In answer to your first question, no, we did not spear fish in Spearfish. The town of some 5,700 people at the northern edge of the Black Hills was given its unusual name by early fur traders, who upon paddling down the canyon streams, saw Indians and trappers spearing fish in the clear waters. So, what would you have come up with? Atlantic City?
In answer to your second question, yes, we had a very good reason to come to Spearfish. Several of them, in fact. During our six-day stay, from July 11 to 16, my family and I engaged in a variety of summertime activities, though none, I admit, were sweat-breakers.
But, then, Spearfish is the kind of place where you can do nothing, a little of nothing or a lot of nothing. After 3,000 miles of driving a Chevy van and after a fairly serious hiking accident involving my wife, Donna, we needed a vacation from our vacation, so we chose the middle course.

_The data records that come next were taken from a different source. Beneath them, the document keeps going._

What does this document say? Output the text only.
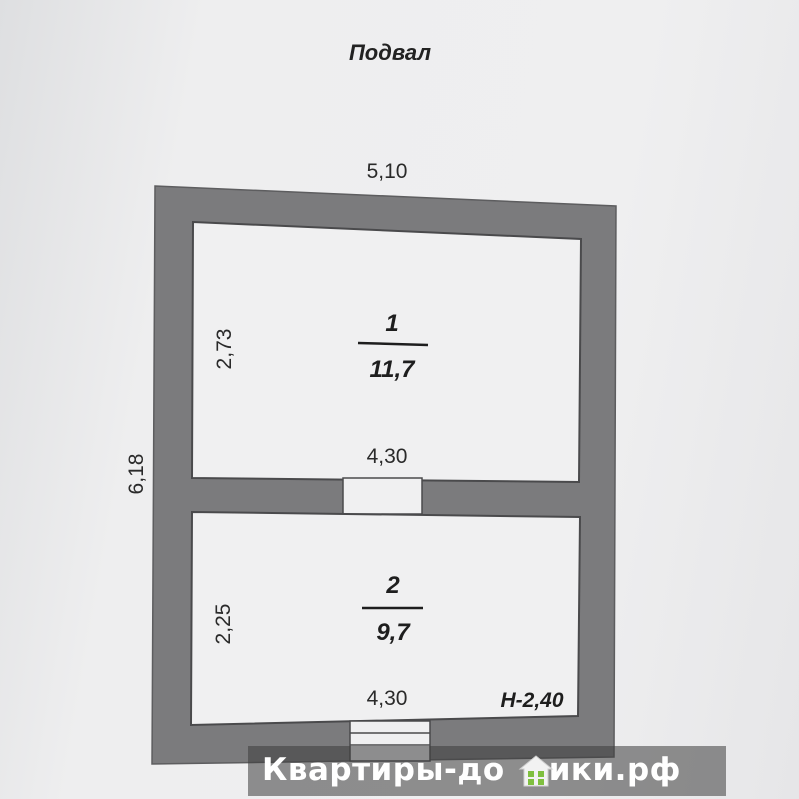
Подвал
5,10
6,18
2,73
4,30
2,25
4,30
1
11,7
2
9,7
Н-2,40
Квартиры-до ики.рф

We tossed horseshoes at the Spearfish campgrounds and tossed fish-food pellets to the trout in the D.C. Booth Historic Fish Hatchery. We waded in the character-testing cold waters at the base of Rough lock Falls, the hopelessly romantic natural wonder in Spearfish Canyon, and hiked on the well-worn trails that weave in and out of the canyon's 7,000 acres.
We mingled with the crowds (25,000 in two days) at the Spearfish Festival in the Park and munched on a nutritional nightmare called "pepper belly"—a mess of heated chili beans, ground beef, cheese and sour cream ladled into a bag of Fritos corn chips. We passed up the chance to play a round at the Spearfish Canyon Country Club, but we did ride around the course in an electric cart, thus keeping that day's triple bogeys to a minimum.
And every day we shook our heads in wonder as hundreds of fussy Corvette owners—in town for the 18th annual Black Hills Corvette Classic—scrubbed their prized possessions with toothbrushes and cruised Main Street like proud parents pushing baby carriages.
"We don't lack for things to do around here," says Lisa Ann Modrick, the executive director of one of this continent's more aggressive chambers of commerce.
No, they don't. Spearfishians decided a long time ago that being close to the historic Black Hills ( Mount Rushmore lies 59 miles to the south) was not enough to bring large numbers of tourists to town during the summer. By promoting the beauty of Spearfish Canyon, and by luring special events to town—like the Corvette Classic and the National Horseshoe Pitchers' Association World Tournament—Spearfish has made itself much more than a "gateway" to somewhere else. "People around here are proud of their community and they work for their community," says Arden Trandahl, who left a desk job at the U.S. Department of the Interior in Washington, D.C., to become the curator of the hatchery. "Spearfish does things in style."
Our own style in Spearfish was somewhat cramped, however, by the hiking mishap that occurred in the Beartooth Mountains of Montana on July 10. Donna slipped on a rock and fell on another, leaving a bone-deep cut on her right leg that required 21 stitches to close. The surprise was not that she reacted with fortitude, which was typical, but rather that I somehow applied a tourniquet fashioned from a pillow case to the wound, and then drove 35 miles—without steering into a ditch—on rain-slicked roads to get medical assistance. Until that day my response to emergency medical situations had been limited to standing by and saying, "Ugh! Look at that!"
"I predicted one major disaster on this trip," said Donna afterward, "so let's hope this is it."